Я и о себе сейчас знал, что в одном моем прошлом окончил Колумбийский колледж, но не стал работать в адвокатской конторе и вернулся в Глен Ридж, чтобы не разлучаться с Дженни, а в другом моем прошлом я упал с лошади, когда мне было четырнадцать, нога долго не заживала, и я только недавно перестал хромать, а в третьем моем прошлом я женился на Кларе, девчонке с соседней улицы, но прожили мы с ней всего три месяца и расстались, а еще в одном моем прошлом я поругался с отцом, ушел из дома и два года жил в Чикаго, думал устроить там жизнь, но не срослось, я вернулся, и уж тогда отец хорошо надо мной поизмывался.
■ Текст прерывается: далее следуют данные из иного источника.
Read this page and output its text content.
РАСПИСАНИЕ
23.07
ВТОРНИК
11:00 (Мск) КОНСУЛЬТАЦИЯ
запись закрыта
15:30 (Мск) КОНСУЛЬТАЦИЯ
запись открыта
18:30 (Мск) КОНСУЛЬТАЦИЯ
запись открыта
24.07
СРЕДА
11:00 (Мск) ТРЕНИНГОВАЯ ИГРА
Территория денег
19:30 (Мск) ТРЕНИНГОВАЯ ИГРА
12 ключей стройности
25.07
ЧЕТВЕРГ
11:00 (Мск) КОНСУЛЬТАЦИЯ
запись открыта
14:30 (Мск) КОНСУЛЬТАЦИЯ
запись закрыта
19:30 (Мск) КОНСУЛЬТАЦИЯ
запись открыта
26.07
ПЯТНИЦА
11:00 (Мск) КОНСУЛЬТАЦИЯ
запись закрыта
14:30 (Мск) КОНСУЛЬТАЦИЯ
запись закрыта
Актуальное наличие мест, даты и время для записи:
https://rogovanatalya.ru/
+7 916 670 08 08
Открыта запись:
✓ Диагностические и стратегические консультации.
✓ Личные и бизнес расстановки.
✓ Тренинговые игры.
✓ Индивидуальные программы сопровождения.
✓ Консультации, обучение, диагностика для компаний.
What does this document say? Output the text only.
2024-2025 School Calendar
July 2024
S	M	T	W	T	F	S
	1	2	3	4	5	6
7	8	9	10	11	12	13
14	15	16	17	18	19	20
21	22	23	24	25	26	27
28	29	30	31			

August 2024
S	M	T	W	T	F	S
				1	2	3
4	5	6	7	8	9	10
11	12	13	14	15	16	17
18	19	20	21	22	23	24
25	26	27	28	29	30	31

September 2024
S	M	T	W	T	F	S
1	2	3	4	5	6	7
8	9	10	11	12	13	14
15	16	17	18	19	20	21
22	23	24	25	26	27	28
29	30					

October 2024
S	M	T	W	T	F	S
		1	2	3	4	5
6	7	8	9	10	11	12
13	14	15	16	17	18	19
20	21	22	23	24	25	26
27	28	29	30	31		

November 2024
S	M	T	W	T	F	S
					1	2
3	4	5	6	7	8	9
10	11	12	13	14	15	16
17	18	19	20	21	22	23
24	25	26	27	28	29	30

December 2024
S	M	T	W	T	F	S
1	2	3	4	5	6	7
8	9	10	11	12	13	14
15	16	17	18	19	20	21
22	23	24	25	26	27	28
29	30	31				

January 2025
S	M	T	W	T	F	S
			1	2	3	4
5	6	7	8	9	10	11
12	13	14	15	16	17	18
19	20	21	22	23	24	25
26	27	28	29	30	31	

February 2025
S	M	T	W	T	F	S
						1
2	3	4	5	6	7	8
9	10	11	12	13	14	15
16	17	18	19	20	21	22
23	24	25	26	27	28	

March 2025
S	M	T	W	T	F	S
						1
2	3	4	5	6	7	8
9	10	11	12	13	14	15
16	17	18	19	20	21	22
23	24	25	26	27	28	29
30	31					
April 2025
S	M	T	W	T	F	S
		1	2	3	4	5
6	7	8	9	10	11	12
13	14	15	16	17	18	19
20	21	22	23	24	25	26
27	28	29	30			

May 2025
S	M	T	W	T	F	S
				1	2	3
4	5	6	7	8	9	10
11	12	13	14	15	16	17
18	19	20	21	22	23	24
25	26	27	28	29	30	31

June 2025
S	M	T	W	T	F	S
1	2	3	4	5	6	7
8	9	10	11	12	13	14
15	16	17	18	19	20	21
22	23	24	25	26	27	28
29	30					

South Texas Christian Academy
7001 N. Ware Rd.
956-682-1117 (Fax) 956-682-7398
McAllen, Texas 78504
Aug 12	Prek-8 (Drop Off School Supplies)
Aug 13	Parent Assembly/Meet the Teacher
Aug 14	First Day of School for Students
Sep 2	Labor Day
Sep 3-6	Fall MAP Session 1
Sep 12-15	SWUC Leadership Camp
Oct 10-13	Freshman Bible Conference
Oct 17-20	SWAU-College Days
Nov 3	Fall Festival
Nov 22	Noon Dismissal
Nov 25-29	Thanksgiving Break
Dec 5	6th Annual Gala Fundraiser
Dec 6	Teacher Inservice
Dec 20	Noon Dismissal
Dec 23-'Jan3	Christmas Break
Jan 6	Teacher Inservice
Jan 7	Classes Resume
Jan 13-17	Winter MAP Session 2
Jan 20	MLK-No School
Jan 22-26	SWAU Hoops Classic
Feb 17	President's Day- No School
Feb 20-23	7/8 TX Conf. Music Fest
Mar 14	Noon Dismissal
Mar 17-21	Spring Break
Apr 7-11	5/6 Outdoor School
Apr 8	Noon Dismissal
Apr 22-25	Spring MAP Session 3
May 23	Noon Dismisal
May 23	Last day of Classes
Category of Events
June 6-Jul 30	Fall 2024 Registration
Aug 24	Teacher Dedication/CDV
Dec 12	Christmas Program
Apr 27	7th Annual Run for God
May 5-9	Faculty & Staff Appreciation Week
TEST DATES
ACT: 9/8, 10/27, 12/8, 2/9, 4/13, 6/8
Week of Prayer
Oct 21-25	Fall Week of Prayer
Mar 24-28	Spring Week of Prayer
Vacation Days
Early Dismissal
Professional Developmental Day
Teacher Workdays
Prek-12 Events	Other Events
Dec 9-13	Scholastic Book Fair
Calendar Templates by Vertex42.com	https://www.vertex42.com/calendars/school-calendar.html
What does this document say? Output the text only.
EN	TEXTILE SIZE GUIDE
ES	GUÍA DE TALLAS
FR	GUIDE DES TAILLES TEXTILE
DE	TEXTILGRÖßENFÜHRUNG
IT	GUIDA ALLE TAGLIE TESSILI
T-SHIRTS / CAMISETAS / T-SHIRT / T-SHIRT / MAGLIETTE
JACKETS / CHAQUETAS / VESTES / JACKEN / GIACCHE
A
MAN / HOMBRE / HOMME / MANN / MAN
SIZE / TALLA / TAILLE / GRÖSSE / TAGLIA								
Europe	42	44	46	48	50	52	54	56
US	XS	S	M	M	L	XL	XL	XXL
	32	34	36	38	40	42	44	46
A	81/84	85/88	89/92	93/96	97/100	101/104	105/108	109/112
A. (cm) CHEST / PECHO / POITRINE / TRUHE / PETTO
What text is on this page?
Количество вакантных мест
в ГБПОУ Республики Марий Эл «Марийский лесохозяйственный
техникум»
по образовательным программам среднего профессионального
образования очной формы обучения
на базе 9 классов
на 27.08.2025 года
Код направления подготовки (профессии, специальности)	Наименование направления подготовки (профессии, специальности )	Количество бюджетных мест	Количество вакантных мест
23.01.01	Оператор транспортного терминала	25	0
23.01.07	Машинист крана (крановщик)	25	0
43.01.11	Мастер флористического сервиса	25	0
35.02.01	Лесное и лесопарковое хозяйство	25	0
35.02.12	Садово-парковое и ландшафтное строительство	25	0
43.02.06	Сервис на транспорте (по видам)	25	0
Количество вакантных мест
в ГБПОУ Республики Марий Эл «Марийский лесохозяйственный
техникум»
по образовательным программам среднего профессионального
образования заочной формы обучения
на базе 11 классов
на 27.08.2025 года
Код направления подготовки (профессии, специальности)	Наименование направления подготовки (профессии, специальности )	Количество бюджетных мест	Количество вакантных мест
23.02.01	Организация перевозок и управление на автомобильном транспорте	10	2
И во всех моих воспоминаниях обо всех моих прошлых было только одно стабильное – Дженнифер, моя сестра, которую я всегда понимал лучше других, потому что мы в какой-то мере одного поля ягоды: для нас обоих окружающий мир менее реален, нежели мир, созданный нашими фантазиями, или… теперь я знал, зачем же придумывать сущности сверх необходимого… мир, слабо взаимодействующий с нашей реальностью, мир темного вещества, связывающего настоящее, прошлое и будущее. Рай, Чистилище и Ад?
Значит, продолжал рассуждать я, прошлое подобно Раю, неизвестное и пугающее будущее – наш неизбежный Ад, а настоящее – Чистилище, в котором каждый ищет свое место.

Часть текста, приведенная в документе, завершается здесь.